SIRT3 Deacetylates FOXO3 to Mediate Mitochondrial Biogenesis during Hypoxia

Endothelial cells (ECs) dysfunction plays a central role in the initiation and progression of cardiovascular diseases. Compared with other cells, ECs lining the vascular lumen not only are prone to, but also exhibit greater tolerance to the environmental perturbations such as hypoxic damage. Our current work indicates that mRNA and protein expression of Sirtuin 3 (SIRT3), a stress‐responsive deacetylase, are up‐regulated in ECs exposure to hypoxic (2% O2) condition.
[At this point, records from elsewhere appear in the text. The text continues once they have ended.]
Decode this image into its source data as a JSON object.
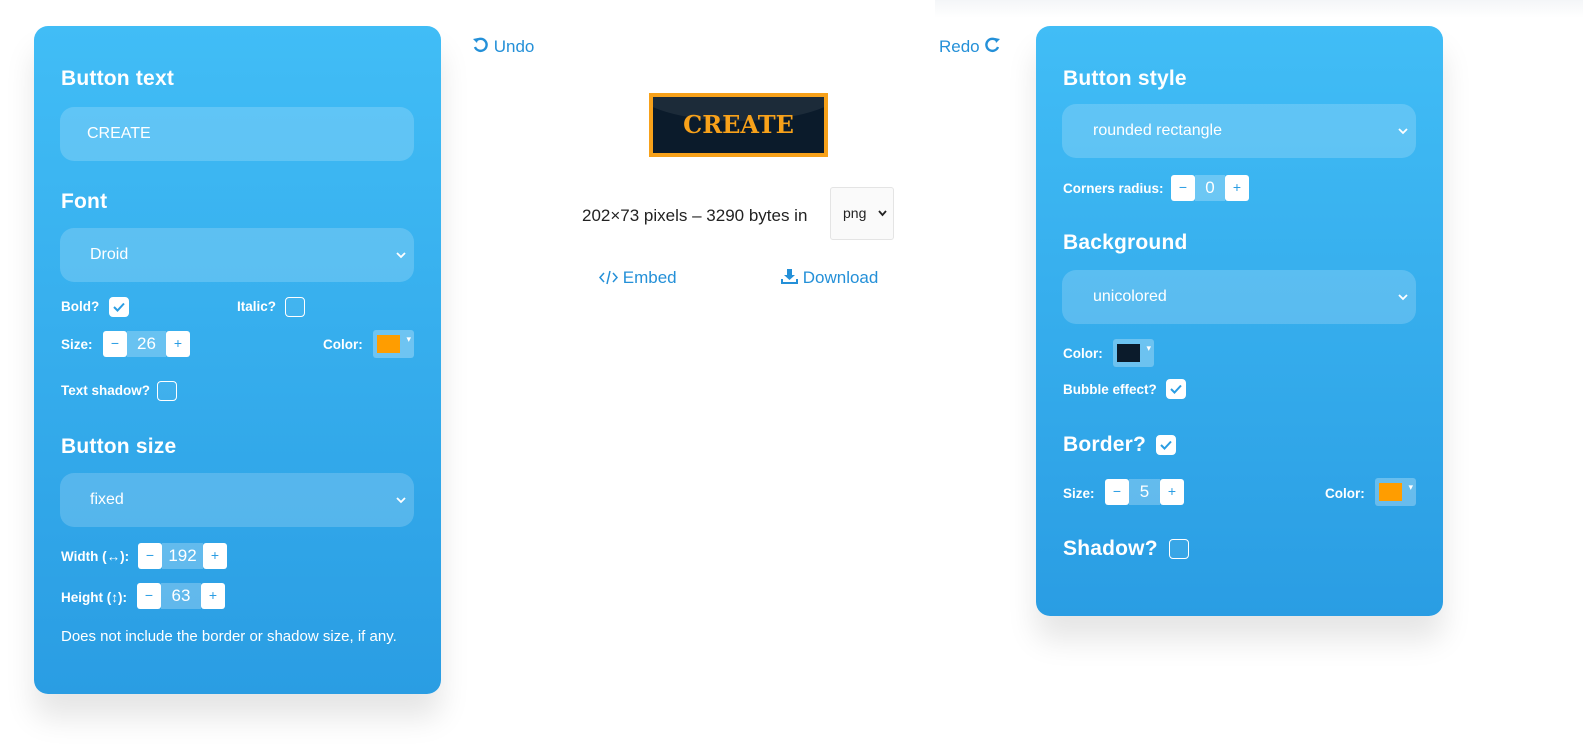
{
  "toolbar": {
    "undo_label": "Undo",
    "redo_label": "Redo"
  },
  "left": {
    "button_text_heading": "Button text",
    "button_text_value": "CREATE",
    "font_heading": "Font",
    "font_value": "Droid",
    "bold_label": "Bold?",
    "bold_checked": true,
    "italic_label": "Italic?",
    "italic_checked": false,
    "size_label": "Size:",
    "size_value": "26",
    "color_label": "Color:",
    "text_color": "#ff9d00",
    "text_shadow_label": "Text shadow?",
    "text_shadow_checked": false,
    "button_size_heading": "Button size",
    "button_size_value": "fixed",
    "width_label": "Width (↔):",
    "width_value": "192",
    "height_label": "Height (↕):",
    "height_value": "63",
    "note": "Does not include the border or shadow size, if any."
  },
  "center": {
    "preview_text": "CREATE",
    "info_text": "202×73 pixels – 3290 bytes in",
    "format_value": "png",
    "embed_label": "Embed",
    "download_label": "Download"
  },
  "right": {
    "button_style_heading": "Button style",
    "button_style_value": "rounded rectangle",
    "corners_label": "Corners radius:",
    "corners_value": "0",
    "background_heading": "Background",
    "background_value": "unicolored",
    "color_label": "Color:",
    "background_color": "#0b1b2b",
    "bubble_label": "Bubble effect?",
    "bubble_checked": true,
    "border_heading": "Border?",
    "border_checked": true,
    "border_size_label": "Size:",
    "border_size_value": "5",
    "border_color_label": "Color:",
    "border_color": "#ff9d00",
    "shadow_heading": "Shadow?",
    "shadow_checked": false
  },
  "stepper": {
    "minus": "−",
    "plus": "+"
  },
  "icons": {
    "chevron": "⌄",
    "dropdown_arrow": "▾"
  }
}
It has been reported that SIRT3 activates FOXO3 through deacetylation. The activity of FOXO3 is essential for the transcriptional expression of mitochondrial biogenesis‐related genes. We observed that FOXO3‐dependent induction of PGC‐1alpha, Trx II, Prx III and Prx V were up‐regulated by hypoxia. PGC‐1alpha is a master regulator of mitochondrial mass and activity, whereas Trx II, Prx III and Prx V detoxify ROS in mitochondria. Consequently, increased levels of mitochondrial mass and activity were detected under hypoxia. However, the hypoxia‐mediated inductions were repressed while knockdown of SIRT3 or ectopic expression of dominant negative SIRT3 gene in ECs. Thus, hypoxia induces SIRT3‐FOXO3 signaling to stimulate mitochondrial biogenesis. This mechanism may contribute the process of cellular adaptation to hypoxia in ECs.